Resumindo o módulo — escala como propriedade
Os doze conceitos do módulo cobrem escalabilidade em camadas. Decisão fundamental (vertical vs horizontal, conceito 01); propriedade fundadora (stateless, conceito 02); ferramentas para distribuir (load balancing, consistent hashing, conceitos 03-04); banco distribuído (replicação, sharding, conceitos 05-06); limites teóricos (CAP/ PACELC, conceito 07); operação dinâmica (autoscaling, backpressure, conceitos 08-09); arquitetura para múltiplos clientes (multi-tenancy, conceito 10); distribuição geográfica (multi-region, conceito 11); padrão avançado para escalar leitura (CQRS, este conceito).
Em sistema bem desenhado, cada camada contribui. Aplicação stateless escalonada por load balancer; banco com replication para reads; sharding para writes quando necessário; consistent hashing em caches; autoscaling com behavior assimétrico; backpressure protegendo de overload; multi-tenancy para múltiplos clientes; multi-region para SLA acima de 99.99%; CQRS onde leitura domina.
Em sistema mal desenhado, qualquer camada ausente vira o gargalo. Sistema sem stateless não escalona horizontalmente; sem load balancing, sobrecarga distribui mal; sem replication, banco satura; sem CAP entendido, decisões erradas sob particionamento. A maturidade arquitetural é enxergar todas essas dimensões e articular qual precisa neste sistema, neste momento.
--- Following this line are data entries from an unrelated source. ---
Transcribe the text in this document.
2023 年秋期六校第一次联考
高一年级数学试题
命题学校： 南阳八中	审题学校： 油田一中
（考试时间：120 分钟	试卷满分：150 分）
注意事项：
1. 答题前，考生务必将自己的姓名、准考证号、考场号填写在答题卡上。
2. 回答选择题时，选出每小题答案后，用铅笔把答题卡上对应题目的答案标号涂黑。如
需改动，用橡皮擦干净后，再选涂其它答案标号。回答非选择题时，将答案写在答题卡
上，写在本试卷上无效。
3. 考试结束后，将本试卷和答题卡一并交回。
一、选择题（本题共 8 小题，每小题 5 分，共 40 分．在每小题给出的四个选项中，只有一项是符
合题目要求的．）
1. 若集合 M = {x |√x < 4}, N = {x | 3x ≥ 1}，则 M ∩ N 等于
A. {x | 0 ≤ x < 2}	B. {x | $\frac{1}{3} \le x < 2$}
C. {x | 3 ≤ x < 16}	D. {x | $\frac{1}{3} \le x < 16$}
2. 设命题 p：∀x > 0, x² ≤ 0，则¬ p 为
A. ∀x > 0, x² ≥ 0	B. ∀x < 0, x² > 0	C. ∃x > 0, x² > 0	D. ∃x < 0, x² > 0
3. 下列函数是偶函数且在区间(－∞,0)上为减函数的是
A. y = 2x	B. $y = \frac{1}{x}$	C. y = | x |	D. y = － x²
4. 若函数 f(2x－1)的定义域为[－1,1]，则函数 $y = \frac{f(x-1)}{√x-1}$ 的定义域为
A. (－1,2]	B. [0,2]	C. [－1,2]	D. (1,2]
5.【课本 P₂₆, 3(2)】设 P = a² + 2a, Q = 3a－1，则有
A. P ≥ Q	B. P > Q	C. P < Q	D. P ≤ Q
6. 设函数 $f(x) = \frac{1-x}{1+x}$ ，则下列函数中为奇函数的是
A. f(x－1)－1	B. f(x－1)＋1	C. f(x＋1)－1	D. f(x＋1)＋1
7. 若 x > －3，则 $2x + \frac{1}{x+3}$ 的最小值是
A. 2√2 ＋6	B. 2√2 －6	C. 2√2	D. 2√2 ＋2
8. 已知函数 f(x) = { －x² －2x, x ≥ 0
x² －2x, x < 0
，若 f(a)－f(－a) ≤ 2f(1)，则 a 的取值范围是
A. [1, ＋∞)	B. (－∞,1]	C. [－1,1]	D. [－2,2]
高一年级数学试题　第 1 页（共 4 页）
Por que importa para a sua carreira
CQRS é vocabulário que aparece em entrevistas avançadas e em sistemas com escala já estabelecida. Quem articula CQRS em pragmatismo (não como hype) se distingue. Em entrevistas, "como você escalonaria leitura sem sacrificar consistência forte de writes?" é convite para CQRS — a resposta forte cita níveis progressivos, eventual consistency, event sourcing como opção avançada. Em revisão de proposta, identificar CQRS preventivo (sem necessidade) é serviço crítico (evita complexidade desnecessária). Em pos-mortem de "read-your-writes quebrou em sistema CQRS", diagnóstico estrutural é trabalho de senior. Em arquitetura de sistemas grandes, articular bounded contexts e qual usa CQRS, qual não, é vocabulário maduro.
Como praticar
- Implementar CQRS leve em projeto seu. Pegue projeto existente; identifique 2-3 commands e 2-3 queries; refatore para handlers separados (sem mudar banco). Compare clareza de código antes/depois. Esse exercício é low-risk, e revela que CQRS leve é frequentemente vitória pura sem custos.
- Read replica para queries. Em projeto com banco replicado, configure roteamento explícito: queries para replica, commands para primary. Mensure: reduziu carga no primary? Quanto lag entre commit e read? Identifique queries que falharam com lag e articule mitigations (read-your-writes via primary).
- Modelar event sourcing simples. Sem implementar em produção, modele um domínio seu (carrinho, checkout, fluxo de aprovação) em event sourcing. Liste eventos. Articule como cada projeção (saldo, listagem, dashboard) seria derivada. Identifique versioning challenges (o que acontece se mudar campo X depois). Esse exercício mental é o mais barato para entender se vale para seu contexto.
Referências para aprofundar
- artigo CQRS Documents — Greg Young (2010).
- artigo CQRS — Martin Fowler (martinfowler.com, 2011).
- livro Implementing Domain-Driven Design — Vaughn Vernon (Addison-Wesley, 2013).
- livro Microservices Patterns — Chris Richardson (Manning, 2018).
- livro Designing Data-Intensive Applications — Martin Kleppmann (O'Reilly, 2017).
- livro Versioning in an Event Sourced System — Greg Young (Leanpub, 2017).
- livro Practical Microservices — Ethan Garofolo (Pragmatic Bookshelf, 2020).
- artigo Event Sourcing — Martin Fowler (martinfowler.com, 2005).
- artigo The Many Meanings of Event-Driven Architecture — Martin Fowler (2017).
- docs MediatR.
- docs EventStoreDB.
- vídeo CQRS and Event Sourcing — Greg Young (várias palestras 2014–2020).